Trillmich, Krisztina G K;Trillmich, Fritz
Foraging strategies of the marine iguana, Amblyrhynchus cristatus
Behavioral Ecology and Sociobiology
Journal Article
Amblyrhynchus cristatus
Two foraging strategies were found in marine iguanas (Amblyrhynchus cristatus); (1) subtidal feeding: the animals swam out to sea and dived for algae in the subtidal zone; (2) intertidal feeding: the animals foraged around low tide in the intertidal zone on more or less exposed algae. Most marine iguanas were very consistent in their foraging strategy and so could be classified as subtidal feeders (SFs) or intertidal feeders (IFs).

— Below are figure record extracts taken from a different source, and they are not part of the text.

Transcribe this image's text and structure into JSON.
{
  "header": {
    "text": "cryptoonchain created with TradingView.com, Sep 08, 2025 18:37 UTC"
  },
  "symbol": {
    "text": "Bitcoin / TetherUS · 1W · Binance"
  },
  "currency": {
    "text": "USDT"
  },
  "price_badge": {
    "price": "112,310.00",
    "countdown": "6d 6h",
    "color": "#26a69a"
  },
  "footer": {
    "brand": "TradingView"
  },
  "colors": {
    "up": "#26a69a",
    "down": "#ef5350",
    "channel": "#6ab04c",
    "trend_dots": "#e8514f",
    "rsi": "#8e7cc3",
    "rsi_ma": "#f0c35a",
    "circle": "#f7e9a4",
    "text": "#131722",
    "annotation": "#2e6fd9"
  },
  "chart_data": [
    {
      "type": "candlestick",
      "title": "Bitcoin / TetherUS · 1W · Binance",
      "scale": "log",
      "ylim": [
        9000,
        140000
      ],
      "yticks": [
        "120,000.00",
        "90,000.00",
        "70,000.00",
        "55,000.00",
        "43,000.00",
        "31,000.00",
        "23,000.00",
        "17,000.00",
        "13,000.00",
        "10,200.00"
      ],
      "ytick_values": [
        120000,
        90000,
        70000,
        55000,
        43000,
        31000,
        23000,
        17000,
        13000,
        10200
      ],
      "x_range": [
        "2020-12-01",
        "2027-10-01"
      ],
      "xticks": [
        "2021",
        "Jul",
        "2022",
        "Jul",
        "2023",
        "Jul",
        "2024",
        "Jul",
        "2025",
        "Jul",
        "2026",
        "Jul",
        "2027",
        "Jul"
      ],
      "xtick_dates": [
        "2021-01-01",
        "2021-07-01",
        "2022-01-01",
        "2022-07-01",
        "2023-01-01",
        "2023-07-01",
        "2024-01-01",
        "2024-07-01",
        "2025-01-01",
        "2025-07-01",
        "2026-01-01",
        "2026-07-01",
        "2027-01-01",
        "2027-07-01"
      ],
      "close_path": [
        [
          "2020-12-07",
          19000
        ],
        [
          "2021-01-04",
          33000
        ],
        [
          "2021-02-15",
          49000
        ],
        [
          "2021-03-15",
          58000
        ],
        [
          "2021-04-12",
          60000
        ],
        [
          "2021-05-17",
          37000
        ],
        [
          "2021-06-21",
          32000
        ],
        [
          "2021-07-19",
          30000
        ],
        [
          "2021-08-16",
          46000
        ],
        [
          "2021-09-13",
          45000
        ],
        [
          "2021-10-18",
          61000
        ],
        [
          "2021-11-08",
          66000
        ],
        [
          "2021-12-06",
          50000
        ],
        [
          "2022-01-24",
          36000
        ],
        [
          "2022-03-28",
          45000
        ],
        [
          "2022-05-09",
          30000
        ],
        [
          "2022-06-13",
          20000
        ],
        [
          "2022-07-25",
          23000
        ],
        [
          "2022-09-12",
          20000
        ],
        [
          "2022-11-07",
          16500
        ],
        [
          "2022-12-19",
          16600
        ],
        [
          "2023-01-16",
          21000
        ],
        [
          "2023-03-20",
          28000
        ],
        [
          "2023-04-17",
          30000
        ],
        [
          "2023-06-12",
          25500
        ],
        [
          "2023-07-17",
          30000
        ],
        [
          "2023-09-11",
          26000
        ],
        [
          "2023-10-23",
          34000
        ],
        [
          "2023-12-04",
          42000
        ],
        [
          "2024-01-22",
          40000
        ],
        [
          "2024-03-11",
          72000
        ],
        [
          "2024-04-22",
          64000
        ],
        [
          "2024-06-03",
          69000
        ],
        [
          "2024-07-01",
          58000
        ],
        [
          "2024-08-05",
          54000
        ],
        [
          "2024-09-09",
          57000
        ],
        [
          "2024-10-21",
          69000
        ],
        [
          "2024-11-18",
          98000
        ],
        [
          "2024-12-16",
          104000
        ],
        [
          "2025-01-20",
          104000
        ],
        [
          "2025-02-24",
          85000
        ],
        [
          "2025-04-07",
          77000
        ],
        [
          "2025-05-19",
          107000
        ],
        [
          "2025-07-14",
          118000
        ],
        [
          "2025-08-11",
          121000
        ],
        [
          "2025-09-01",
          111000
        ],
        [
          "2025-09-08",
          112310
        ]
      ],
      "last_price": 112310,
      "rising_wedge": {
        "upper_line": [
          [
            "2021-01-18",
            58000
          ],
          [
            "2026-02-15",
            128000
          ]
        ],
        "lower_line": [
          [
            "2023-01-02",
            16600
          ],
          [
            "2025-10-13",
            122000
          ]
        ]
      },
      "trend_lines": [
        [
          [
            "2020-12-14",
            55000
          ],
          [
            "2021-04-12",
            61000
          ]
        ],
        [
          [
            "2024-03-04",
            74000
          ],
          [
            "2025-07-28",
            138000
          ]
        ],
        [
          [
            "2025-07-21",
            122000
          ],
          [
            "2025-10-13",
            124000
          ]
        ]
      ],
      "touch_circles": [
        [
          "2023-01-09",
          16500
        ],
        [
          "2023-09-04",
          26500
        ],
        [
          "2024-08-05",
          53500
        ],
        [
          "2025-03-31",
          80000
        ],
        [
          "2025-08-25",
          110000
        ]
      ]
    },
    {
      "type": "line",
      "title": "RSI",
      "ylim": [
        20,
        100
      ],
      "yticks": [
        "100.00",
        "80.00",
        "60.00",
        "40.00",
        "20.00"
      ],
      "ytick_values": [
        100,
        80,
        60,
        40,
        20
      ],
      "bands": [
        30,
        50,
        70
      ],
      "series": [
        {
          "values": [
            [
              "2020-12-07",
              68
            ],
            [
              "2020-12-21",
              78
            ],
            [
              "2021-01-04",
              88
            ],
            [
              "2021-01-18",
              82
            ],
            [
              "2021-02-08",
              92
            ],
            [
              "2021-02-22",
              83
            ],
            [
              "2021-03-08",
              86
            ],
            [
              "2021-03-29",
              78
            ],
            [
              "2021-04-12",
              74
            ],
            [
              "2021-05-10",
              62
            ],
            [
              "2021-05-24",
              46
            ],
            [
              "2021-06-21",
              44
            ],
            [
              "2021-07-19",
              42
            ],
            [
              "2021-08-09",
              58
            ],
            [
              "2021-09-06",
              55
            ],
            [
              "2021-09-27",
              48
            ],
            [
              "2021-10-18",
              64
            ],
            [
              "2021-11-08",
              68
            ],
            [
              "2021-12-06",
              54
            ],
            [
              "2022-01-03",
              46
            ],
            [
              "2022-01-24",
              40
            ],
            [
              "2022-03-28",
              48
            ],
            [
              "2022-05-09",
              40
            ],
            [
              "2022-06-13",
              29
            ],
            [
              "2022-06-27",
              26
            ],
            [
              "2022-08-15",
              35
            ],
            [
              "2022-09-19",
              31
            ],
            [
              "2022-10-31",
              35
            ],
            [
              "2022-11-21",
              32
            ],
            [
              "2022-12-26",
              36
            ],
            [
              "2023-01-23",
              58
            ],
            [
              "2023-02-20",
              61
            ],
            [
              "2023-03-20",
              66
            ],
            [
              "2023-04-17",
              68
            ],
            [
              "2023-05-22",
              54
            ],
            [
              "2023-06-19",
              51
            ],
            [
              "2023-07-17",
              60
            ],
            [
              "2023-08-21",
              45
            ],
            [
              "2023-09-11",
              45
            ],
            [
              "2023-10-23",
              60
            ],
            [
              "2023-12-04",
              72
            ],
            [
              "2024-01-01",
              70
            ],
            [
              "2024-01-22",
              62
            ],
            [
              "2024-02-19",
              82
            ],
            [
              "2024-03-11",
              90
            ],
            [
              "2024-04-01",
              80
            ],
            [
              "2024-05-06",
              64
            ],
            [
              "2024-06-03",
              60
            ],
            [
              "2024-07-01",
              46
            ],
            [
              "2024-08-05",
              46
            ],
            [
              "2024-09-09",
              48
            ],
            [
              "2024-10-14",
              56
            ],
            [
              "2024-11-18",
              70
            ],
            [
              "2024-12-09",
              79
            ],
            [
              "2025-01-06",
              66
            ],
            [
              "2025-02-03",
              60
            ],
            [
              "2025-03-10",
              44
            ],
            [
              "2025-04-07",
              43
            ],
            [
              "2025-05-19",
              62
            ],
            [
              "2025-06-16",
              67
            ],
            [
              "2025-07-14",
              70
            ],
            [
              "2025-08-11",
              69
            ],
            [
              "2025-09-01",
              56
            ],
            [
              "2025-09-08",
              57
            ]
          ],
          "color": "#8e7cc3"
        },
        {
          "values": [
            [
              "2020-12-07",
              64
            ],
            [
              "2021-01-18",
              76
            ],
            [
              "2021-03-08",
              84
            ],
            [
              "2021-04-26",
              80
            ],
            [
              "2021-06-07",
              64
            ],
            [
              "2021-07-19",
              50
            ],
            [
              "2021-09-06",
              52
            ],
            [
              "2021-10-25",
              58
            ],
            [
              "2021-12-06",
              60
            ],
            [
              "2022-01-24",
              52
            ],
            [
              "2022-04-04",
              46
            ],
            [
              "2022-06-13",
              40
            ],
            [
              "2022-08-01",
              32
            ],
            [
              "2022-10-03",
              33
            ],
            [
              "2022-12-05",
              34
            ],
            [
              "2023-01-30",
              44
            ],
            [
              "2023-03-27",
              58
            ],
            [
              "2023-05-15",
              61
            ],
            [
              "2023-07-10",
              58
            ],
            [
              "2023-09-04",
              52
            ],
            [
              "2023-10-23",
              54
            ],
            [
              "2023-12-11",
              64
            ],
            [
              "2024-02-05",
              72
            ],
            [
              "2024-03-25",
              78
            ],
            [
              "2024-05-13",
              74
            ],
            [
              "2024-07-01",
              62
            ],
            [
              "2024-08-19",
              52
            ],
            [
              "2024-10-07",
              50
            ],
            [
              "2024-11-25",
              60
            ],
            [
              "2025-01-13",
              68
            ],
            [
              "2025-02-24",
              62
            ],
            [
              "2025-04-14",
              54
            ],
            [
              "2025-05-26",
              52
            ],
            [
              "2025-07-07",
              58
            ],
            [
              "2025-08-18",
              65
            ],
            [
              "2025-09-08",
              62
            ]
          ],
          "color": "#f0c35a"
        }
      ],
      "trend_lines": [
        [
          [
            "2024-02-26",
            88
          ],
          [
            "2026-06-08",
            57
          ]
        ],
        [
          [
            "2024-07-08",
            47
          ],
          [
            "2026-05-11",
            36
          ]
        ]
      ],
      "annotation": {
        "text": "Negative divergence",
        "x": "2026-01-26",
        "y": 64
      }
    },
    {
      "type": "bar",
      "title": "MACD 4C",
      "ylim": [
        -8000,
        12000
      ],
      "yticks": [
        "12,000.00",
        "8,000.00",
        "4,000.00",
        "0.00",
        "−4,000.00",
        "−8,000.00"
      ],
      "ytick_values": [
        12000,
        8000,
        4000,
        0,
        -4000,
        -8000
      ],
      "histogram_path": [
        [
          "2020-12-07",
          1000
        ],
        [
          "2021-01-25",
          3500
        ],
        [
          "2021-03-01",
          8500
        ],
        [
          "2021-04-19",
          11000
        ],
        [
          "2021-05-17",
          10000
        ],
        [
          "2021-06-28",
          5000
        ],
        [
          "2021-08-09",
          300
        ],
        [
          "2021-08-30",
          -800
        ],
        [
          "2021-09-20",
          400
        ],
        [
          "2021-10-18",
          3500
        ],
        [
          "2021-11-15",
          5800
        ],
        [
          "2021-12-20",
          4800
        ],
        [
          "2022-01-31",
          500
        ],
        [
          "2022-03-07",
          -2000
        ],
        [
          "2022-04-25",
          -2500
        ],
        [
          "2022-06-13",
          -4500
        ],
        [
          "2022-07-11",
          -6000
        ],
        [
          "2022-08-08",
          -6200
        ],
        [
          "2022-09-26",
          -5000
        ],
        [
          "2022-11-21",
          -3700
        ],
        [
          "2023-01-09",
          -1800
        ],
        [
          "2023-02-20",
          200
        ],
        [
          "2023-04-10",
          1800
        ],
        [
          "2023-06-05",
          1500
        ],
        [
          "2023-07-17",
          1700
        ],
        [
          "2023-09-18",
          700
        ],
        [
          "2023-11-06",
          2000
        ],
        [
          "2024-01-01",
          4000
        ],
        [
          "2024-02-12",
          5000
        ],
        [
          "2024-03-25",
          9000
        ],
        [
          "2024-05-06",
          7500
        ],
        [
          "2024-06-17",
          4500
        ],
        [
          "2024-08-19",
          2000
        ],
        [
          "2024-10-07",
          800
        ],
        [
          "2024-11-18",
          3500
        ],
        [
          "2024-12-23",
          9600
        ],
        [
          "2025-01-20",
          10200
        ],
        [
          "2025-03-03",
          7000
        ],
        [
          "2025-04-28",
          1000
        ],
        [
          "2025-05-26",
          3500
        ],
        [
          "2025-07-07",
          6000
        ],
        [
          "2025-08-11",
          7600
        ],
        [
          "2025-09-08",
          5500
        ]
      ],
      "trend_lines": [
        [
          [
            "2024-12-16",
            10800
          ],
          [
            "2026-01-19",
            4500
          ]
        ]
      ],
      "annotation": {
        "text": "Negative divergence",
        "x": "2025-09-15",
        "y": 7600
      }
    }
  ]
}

Feeding strategy was weight-related (Fig. 1), not sex-specific. Animals < 1,200 g were IFs, animals > 1,800 g SFs. Some iguanas in between followed a mixed foraging strategy. SFs foraged independently of the tides, IFs always around low tide (Figs. 2, 3). Feeding time patterns of IFs and SFs are described (Table 1). Sea motion seemed to have little effect on the foraging pattern of SFs, but strongly influenced that of IFs (Fig. 2). The smaller a marine iguana, the faster it cooled when immersed in water (Fig. 4). The difference between water temperature and core temperature of animals returning from foraging was significantly greater in IFs than SFs (Fig. 5). SFs swimming in very cold water regulated their body temperature to prevent excessive cooling. Possible costs and benefits of the two foraging strategies are discussed. Only part of a marine iguana population lives really amphibiously and only ca. 5% of a 24 h day is spent close to or in the water. All social activities, including mating, take place on land. These life history characteristics preclude those adaptations to an amphibious way of life that would at the same time reduce the iguanas' ability to be maximally active at their typical terrestrial body temperature of 35° C.